A story can switch on either higher evolved parts of your brain and develop them further, or the more primitive elements, the tabloids were all about the latter.
If tabloids spread fear, then they spread increased use of the primitive brain areas at the very time we most need the functions of the more highly evolved prefrontal cortex - it's tough to practice social medicine when they keep pouring out the poison.
On the days of fearful headlines, when there was doom and gloom right next to pictures of perfect cakes and elicit gossip, everyone in the supermarket looked as if they were under a grey cloud. There were few smiles, less emotional generosity to children, more casual fights between the couples as they walked the chilled aisles.

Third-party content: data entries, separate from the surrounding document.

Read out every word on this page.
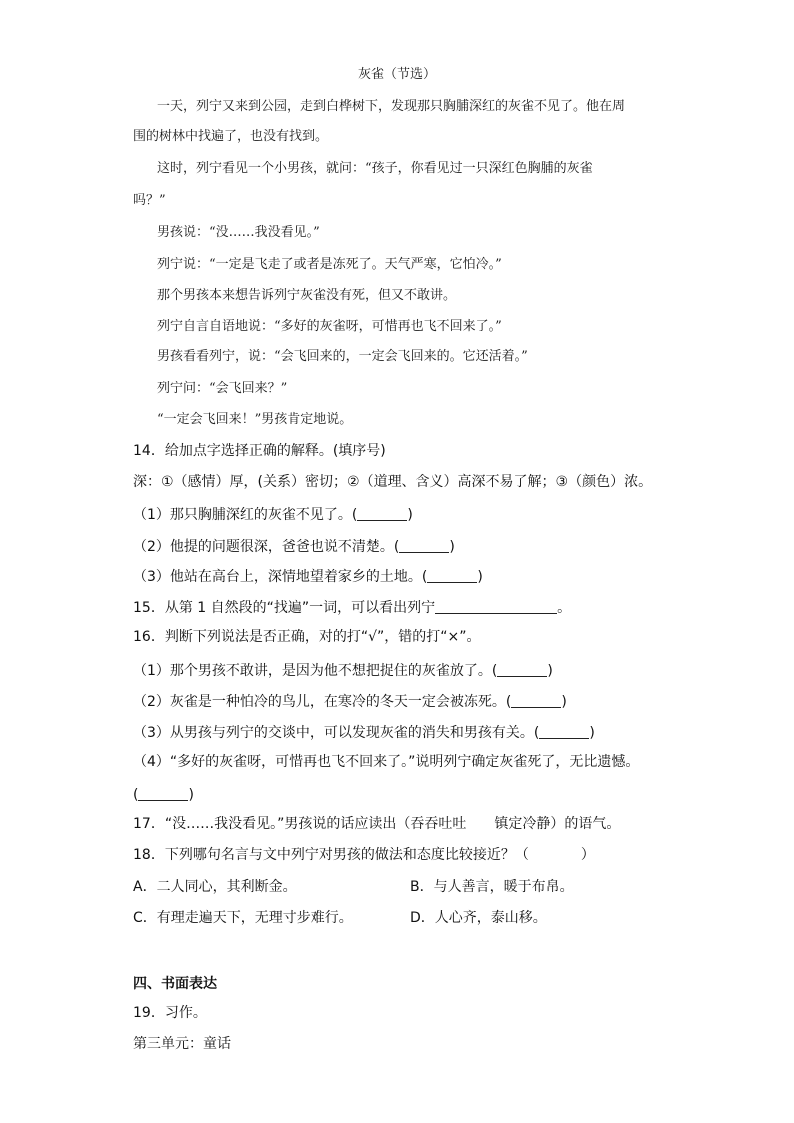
灰雀（节选）
一天，列宁又来到公园，走到白桦树下，发现那只胸脯深红的灰雀不见了。他在周
围的树林中找遍了，也没有找到。
这时，列宁看见一个小男孩，就问：“孩子，你看见过一只深红色胸脯的灰雀
吗？”
男孩说：“没……我没看见。”
列宁说：“一定是飞走了或者是冻死了。天气严寒，它怕冷。”
那个男孩本来想告诉列宁灰雀没有死，但又不敢讲。
列宁自言自语地说：“多好的灰雀呀，可惜再也飞不回来了。”
男孩看看列宁，说：“会飞回来的，一定会飞回来的。它还活着。”
列宁问：“会飞回来？”
“一定会飞回来！”男孩肯定地说。
14．给加点字选择正确的解释。(填序号)
深：①（感情）厚，(关系）密切；②（道理、含义）高深不易了解；③（颜色）浓。
（1）那只胸脯深红的灰雀不见了。(	)
（2）他提的问题很深，爸爸也说不清楚。(	)
（3）他站在高台上，深情地望着家乡的土地。(	)
15．从第 1 自然段的“找遍”一词，可以看出列宁	。
16．判断下列说法是否正确，对的打“√”，错的打“×”。
（1）那个男孩不敢讲，是因为他不想把捉住的灰雀放了。(	)
（2）灰雀是一种怕冷的鸟儿，在寒冷的冬天一定会被冻死。(	)
（3）从男孩与列宁的交谈中，可以发现灰雀的消失和男孩有关。(	)
（4）“多好的灰雀呀，可惜再也飞不回来了。”说明列宁确定灰雀死了，无比遗憾。
(	)
17．“没……我没看见。”男孩说的话应读出（吞吞吐吐 镇定冷静）的语气。
18．下列哪句名言与文中列宁对男孩的做法和态度比较接近？（	）
A．二人同心，其利断金。	B．与人善言，暖于布帛。
C．有理走遍天下，无理寸步难行。	D．人心齐，泰山移。
四、书面表达
19．习作。
第三单元：童话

On the days of good news, of anything to celebrate, it was different and the whoever the folks were that wandered about, the effect was the same... more smiles, more casual caring and emotional attentiveness to others. It was as if a monster that had lurked had gone away and instead a fairy had come to grant them an inner rainbow.
I would wonder if those inch high words of fear or love, coming and going as some chaotic pendulum might, were giving a sort of pseudo-bipolar to us all. I saw those strongly emotive words hitting our brains, stimulating regions that cause hormones to be produced, changing our moods and altering our brains without the bother of a doctor's prescription, consent or anything so mundane as all that.